Oleh Akhmad Zamroni
RUU Haluan Ideologi Pancasila yang kontroversial (Sumber: https://www.klikwarta.com) |
Rancangan
Undang-Undang Haluan Ideologi Pancasila (RUU HIP) yang diusulkan DPR memicu
reaksi keras dari banyak kalangan begitu di-floor-kan
untuk dibahas dengan pemerintah. Dari ormas Islam (NU, Muhammadiyah, bahkan
FPI), MUI, hingga para akademisi menyatakan penolakannya terhadap RUU HIP. Selain
tidak urgen di tengah upaya mengatasi pandemi Covid-19, RUU ini juga dianggap
bermasalah dari segi substansi.
Seorang
akademisi hukum menilai pasal-pasal dalam RUU HIP tidak lazim karena banyak
yang hanya bersifat pernyataan, definisi, dan political statement, padahal norma hukum (UU) biasanya mengatur
perilaku dan kelembagaan. Seorang pakar hukum tata negara mempermasalahkan banyaknya
pasal RUU HIP yang bersifat multitafsir serta pasal yang memungkinkan Pancasila
diperas menjadi tiga sila kemudian diperas lagi hanya menjadi satu sila.

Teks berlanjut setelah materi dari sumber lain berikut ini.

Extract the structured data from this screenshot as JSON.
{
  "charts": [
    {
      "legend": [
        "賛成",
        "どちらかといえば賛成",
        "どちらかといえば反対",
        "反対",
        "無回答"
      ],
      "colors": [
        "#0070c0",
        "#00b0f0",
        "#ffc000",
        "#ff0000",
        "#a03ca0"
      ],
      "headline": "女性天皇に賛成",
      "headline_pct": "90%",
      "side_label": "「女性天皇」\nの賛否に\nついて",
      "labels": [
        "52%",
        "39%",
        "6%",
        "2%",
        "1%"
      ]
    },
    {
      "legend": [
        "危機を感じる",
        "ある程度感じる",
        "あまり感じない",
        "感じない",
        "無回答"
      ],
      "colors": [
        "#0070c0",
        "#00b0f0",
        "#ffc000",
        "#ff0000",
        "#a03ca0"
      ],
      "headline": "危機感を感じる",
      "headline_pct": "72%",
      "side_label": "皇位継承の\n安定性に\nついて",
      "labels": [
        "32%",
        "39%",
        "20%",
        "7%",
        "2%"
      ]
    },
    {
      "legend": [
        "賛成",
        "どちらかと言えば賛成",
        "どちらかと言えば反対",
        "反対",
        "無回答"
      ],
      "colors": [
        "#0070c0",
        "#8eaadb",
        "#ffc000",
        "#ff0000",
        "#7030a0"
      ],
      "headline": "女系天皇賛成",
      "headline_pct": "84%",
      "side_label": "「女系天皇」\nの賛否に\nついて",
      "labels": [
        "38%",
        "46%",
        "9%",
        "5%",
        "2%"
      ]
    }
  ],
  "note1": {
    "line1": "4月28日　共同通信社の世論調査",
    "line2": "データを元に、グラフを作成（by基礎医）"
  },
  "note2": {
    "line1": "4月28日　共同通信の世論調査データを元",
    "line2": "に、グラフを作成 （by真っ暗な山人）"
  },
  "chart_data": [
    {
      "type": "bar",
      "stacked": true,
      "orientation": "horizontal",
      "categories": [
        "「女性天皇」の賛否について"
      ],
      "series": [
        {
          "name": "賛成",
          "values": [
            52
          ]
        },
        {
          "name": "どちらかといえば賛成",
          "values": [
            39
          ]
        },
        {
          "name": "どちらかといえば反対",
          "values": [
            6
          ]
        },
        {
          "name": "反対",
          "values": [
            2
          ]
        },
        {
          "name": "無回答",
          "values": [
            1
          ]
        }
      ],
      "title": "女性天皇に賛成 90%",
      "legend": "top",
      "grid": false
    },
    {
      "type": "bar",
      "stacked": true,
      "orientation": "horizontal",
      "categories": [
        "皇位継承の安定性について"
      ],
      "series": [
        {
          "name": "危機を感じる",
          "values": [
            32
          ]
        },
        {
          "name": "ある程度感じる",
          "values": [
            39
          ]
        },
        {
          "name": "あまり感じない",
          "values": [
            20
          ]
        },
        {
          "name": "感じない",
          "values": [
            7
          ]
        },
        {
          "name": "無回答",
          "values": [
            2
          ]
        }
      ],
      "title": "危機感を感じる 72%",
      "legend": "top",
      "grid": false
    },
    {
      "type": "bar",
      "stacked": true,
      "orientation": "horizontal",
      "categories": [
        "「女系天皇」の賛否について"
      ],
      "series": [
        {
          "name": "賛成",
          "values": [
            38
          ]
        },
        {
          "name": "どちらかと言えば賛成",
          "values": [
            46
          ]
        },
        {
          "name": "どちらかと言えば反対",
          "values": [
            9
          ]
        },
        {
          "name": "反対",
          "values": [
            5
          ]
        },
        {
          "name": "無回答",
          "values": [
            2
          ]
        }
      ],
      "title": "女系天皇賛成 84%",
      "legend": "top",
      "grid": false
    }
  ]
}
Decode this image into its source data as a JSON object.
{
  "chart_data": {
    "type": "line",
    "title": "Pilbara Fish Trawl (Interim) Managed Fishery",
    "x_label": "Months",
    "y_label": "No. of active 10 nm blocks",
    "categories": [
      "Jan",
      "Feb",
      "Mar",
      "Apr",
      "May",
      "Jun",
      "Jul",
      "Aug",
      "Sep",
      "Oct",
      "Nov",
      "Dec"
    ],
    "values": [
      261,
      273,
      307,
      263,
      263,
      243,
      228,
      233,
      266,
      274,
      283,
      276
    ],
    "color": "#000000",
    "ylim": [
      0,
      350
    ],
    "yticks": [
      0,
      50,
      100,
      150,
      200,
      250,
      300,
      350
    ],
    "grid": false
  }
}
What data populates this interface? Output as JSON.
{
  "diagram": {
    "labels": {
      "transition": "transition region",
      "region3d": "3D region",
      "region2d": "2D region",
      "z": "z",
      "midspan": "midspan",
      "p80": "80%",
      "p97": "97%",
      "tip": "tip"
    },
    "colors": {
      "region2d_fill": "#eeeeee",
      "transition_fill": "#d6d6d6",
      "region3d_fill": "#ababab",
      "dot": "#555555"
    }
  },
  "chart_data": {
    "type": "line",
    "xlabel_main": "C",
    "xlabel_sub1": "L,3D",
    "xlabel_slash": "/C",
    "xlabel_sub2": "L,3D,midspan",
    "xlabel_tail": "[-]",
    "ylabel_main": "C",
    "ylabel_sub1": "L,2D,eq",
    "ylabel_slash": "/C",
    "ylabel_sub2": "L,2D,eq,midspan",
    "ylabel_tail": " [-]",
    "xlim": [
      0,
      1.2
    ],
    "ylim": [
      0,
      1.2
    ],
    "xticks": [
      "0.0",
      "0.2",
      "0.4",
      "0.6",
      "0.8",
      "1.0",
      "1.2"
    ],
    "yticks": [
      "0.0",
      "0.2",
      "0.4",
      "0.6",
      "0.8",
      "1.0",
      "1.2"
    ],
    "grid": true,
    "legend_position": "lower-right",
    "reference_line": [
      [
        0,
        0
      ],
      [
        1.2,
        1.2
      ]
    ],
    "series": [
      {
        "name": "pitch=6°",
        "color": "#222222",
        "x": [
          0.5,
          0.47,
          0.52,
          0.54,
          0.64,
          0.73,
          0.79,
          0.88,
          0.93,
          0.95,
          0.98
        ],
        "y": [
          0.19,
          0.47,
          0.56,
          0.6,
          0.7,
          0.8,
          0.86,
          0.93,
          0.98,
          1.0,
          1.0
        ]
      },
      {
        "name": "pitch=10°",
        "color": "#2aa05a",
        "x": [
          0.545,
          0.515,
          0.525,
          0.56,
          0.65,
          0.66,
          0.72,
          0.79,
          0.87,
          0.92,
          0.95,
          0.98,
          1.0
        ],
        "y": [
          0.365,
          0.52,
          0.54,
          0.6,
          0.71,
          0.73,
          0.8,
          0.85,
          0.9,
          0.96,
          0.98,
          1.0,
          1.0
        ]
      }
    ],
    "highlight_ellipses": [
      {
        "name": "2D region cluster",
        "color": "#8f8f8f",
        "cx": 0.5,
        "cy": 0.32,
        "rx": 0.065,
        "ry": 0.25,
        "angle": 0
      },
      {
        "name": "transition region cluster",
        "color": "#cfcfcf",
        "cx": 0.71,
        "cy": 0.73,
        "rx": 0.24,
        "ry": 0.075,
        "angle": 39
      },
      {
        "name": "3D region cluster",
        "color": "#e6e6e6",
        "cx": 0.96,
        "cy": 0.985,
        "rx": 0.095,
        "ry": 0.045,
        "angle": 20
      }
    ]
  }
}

Dari
internal DPR, setidaknya ada dua fraksi yang keberatan terhadap RUU ini karena
tidak menyertakan TAP XXV/MPRS/1966 sebagai konsiderans.
Sebagaimana
tertera pada draf yang beredar, RUU HIP memuat beberapa hal kontroversial yang mengundang
complain dari banyak kalangan. Salah satu klausulnya menyatakan,
ciri pokok Pancasila adalah trisila yang terdiri atas sosio-nasionalisme, sosio-demokrasi,
serta ketuhanan yang berkebudayaan (Pasal 7 Ayat [2]). Adapun trisila masih dielaborasi
lagi dengan pernyataan terkristalisasi dalam ekasila, yaitu gotong royong
(Pasal 7 Ayat [3]).
Memeras
atau mengkristalisasi Pancasila (yang sejatinya telah disepakati terdiri atas
lima sila) menjadi tiga sila (trisila) dan kemudian memadatkannya lagi hanya
menjadi satu sila (ekasila) dengan redaksional yang sangat singkat, yakni
gotong royong, terasa bertentangan dengan logika dan prinsip-prinsip penyusunan
dasar negara. Terlepas dari ihwal tokoh yang pertama mencetuskannya — gagasan “Trisila”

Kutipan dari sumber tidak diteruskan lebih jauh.